I don’t know how the crowds will be handled in the world to come. But I suppose that I will meet him, that he will look into my eyes, and that I will see in them the question: “Hal, you knew. Why didn’t you tell me?”

While Pres. Eyring may have one former boss to answer to, I'm sure I'll have a line of insulted people waiting for me, demanding why I didn't say something. When I've seen friends start down forbidden paths, I've always bitten my lip, telling myself that same lie: "I'm respecting their agency. My voice won't make a difference so why say anything? I don't want to cause hurt or contention." But in reality, it was all excuses. I was more concerned about how I was perceived by them than I was with their eternal welfare. In short, I didn't love them enough to say anything.

The duty to receive correction

But if we're going to start dishing it out, we better be prepared to take it. We shouldn't grudgingly accept correction– we should earnestly and zealously seek it out!

"He that will not bear chastisement is not worthy of [God's] kingdom" for "all those who will not endure chastening… cannot be sanctified." So we shouldn't take offense ourselves when we are corrected, for the Lord promises us, "as many as I love, I rebuke and chasten: be zealous therefore, and repent." Elder Christofferson gave one of the quintessential talks on the topic of such correction:

Though it is often difficult to endure, truly we ought to rejoice that God considers us worth the time and trouble to correct…

If we are open to it, needed correction will come in many forms and from many sources… [revelation, Church leadership, parents, spouses, even] fellow Church members; it is one of the primary reasons that the Savior established a church.

Even when we encounter mean-spirited criticism from persons who have little regard or love for us, it can be helpful to exercise enough meekness to weigh it and sift out anything that might benefit us.

Correction can be a tough pill to swallow.
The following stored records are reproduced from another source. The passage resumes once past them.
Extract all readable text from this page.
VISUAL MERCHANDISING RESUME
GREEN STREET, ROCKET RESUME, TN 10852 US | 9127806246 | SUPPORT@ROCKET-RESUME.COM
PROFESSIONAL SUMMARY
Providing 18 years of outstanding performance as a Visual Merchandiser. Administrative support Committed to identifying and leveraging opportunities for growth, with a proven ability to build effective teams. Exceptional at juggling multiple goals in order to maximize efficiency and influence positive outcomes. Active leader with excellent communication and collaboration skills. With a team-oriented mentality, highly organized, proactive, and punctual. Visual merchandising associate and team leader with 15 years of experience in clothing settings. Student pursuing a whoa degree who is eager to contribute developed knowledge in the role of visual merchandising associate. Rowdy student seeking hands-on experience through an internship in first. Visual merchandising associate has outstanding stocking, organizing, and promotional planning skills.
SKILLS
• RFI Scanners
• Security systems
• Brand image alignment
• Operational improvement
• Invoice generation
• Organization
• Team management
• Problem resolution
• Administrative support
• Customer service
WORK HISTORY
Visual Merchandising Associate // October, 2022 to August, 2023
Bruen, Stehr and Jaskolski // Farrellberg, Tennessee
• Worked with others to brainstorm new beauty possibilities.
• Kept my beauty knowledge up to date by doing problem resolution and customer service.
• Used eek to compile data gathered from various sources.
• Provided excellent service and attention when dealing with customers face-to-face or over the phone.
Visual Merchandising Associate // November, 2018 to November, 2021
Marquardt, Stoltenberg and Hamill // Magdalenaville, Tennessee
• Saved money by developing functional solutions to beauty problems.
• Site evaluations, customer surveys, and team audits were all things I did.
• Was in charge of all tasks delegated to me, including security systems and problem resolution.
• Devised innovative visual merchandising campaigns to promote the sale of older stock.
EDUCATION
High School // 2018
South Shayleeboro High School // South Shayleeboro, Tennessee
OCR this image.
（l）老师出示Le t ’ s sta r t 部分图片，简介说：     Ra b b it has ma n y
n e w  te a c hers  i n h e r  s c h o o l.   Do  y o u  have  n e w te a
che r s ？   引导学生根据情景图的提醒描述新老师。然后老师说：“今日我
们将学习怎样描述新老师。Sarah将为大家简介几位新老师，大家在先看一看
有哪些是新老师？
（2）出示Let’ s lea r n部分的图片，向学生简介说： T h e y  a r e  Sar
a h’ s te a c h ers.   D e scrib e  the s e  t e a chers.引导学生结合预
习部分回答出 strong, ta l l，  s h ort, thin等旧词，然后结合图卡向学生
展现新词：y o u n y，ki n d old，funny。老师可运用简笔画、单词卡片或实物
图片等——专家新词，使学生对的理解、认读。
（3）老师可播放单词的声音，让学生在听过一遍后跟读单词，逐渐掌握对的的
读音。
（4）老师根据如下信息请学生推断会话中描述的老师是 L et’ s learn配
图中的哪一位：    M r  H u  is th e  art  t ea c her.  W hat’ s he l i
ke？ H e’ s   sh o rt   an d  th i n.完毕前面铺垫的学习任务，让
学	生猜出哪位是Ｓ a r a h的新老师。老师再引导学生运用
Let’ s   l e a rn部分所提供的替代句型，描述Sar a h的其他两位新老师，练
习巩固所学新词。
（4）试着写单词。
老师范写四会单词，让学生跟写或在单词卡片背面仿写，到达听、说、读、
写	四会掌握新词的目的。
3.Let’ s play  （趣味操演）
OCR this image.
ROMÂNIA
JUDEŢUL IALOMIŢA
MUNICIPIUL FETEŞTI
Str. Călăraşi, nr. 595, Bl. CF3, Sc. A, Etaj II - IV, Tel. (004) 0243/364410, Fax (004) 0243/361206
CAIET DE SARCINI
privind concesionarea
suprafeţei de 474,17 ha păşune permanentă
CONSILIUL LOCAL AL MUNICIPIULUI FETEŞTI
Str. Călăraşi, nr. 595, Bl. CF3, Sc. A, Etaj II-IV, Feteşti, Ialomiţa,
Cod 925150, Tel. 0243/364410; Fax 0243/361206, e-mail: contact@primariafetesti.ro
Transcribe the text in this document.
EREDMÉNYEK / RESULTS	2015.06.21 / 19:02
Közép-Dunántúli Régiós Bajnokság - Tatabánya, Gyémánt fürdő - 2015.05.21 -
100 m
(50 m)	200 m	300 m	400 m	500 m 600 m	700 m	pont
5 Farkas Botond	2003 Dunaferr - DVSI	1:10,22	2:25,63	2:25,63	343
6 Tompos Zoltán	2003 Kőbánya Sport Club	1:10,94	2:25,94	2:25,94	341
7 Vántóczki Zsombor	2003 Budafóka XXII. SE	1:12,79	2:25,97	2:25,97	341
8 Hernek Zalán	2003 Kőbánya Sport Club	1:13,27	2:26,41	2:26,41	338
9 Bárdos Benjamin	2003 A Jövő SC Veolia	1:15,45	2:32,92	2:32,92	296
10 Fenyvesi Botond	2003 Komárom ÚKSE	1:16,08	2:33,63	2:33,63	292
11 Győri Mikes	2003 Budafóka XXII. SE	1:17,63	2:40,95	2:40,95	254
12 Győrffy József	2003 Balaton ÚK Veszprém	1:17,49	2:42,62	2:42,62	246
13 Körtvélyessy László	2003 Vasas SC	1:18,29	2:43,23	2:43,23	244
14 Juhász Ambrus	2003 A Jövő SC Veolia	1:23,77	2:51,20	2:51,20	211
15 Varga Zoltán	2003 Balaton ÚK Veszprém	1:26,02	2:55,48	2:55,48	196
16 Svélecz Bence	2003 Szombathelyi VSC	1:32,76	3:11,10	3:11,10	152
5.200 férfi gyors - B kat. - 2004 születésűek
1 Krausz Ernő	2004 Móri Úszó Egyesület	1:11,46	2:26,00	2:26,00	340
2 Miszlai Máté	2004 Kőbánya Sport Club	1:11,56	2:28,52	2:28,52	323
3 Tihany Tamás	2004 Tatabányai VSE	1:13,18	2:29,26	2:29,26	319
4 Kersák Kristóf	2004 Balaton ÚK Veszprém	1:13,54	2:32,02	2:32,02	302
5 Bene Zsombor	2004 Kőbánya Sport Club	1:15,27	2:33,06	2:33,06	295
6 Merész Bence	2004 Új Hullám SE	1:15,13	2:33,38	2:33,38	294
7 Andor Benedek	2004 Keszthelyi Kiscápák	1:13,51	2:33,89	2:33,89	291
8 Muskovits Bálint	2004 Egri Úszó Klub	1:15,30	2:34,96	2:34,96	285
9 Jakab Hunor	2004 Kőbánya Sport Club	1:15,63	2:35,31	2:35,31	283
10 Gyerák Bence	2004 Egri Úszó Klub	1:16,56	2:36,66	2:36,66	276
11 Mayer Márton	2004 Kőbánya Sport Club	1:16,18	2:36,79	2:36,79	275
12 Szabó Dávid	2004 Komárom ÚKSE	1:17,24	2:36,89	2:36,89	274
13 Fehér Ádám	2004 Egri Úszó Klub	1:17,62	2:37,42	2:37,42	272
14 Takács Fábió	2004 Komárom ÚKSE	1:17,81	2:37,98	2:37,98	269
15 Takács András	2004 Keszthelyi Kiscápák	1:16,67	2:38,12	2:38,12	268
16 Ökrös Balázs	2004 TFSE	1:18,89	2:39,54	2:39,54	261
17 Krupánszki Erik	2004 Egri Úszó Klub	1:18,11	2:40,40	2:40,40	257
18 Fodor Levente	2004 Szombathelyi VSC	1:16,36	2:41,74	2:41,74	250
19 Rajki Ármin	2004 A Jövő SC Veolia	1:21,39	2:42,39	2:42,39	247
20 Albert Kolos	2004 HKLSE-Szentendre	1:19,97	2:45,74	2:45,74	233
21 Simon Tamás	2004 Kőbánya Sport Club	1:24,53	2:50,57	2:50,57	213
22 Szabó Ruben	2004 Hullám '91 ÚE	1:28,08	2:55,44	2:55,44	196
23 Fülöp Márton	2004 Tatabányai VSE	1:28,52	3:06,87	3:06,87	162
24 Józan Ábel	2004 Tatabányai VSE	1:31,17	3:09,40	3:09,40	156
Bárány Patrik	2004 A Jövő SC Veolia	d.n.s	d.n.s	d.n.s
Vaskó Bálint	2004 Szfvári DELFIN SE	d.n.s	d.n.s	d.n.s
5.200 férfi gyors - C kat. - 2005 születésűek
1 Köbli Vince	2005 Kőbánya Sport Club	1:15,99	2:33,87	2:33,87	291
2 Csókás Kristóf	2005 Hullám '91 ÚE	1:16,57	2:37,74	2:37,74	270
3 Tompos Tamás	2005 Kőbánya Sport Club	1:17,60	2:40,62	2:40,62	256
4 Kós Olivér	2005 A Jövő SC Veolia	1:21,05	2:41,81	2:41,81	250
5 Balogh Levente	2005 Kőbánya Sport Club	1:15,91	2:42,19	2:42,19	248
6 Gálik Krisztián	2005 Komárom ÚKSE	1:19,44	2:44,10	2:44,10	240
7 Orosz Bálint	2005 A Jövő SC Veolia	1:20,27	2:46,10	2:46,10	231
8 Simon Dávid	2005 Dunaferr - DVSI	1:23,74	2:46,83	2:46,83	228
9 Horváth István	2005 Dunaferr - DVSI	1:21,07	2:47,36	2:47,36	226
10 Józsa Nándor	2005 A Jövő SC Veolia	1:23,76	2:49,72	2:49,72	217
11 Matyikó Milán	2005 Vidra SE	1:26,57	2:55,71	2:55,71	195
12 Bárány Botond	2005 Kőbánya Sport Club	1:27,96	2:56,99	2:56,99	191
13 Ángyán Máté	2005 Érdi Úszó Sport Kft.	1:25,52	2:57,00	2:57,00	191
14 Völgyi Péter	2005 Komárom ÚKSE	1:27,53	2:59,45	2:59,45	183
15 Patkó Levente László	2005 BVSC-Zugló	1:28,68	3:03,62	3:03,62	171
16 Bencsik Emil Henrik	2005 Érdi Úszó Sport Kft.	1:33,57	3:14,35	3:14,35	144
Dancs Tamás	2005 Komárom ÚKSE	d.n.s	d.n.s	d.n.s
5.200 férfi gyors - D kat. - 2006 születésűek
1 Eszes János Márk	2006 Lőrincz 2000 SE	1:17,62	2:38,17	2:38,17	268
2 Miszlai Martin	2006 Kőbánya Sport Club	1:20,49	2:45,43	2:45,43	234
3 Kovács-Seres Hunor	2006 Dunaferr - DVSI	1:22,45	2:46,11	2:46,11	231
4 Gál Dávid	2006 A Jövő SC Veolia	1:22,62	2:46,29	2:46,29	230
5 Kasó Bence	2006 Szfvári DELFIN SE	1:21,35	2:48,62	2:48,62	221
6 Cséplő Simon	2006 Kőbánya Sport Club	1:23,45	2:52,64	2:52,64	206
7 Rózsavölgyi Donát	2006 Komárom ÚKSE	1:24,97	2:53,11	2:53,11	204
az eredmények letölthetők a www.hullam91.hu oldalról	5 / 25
Elder Hugh B. Brown gave a famous talk called "God is the Gardner" (quoted again in Elder Christofferson's talk). Rather than describe that amazing talk, you should just watch the condensed version of it:

In contrast to the modern definition of love ("Baby don't hurt me"), a disciple of Christ humbly accepts correction from the Lord, Church leaders, and anyone else, saying "Thank you for cutting me down, for loving me enough to hurt me."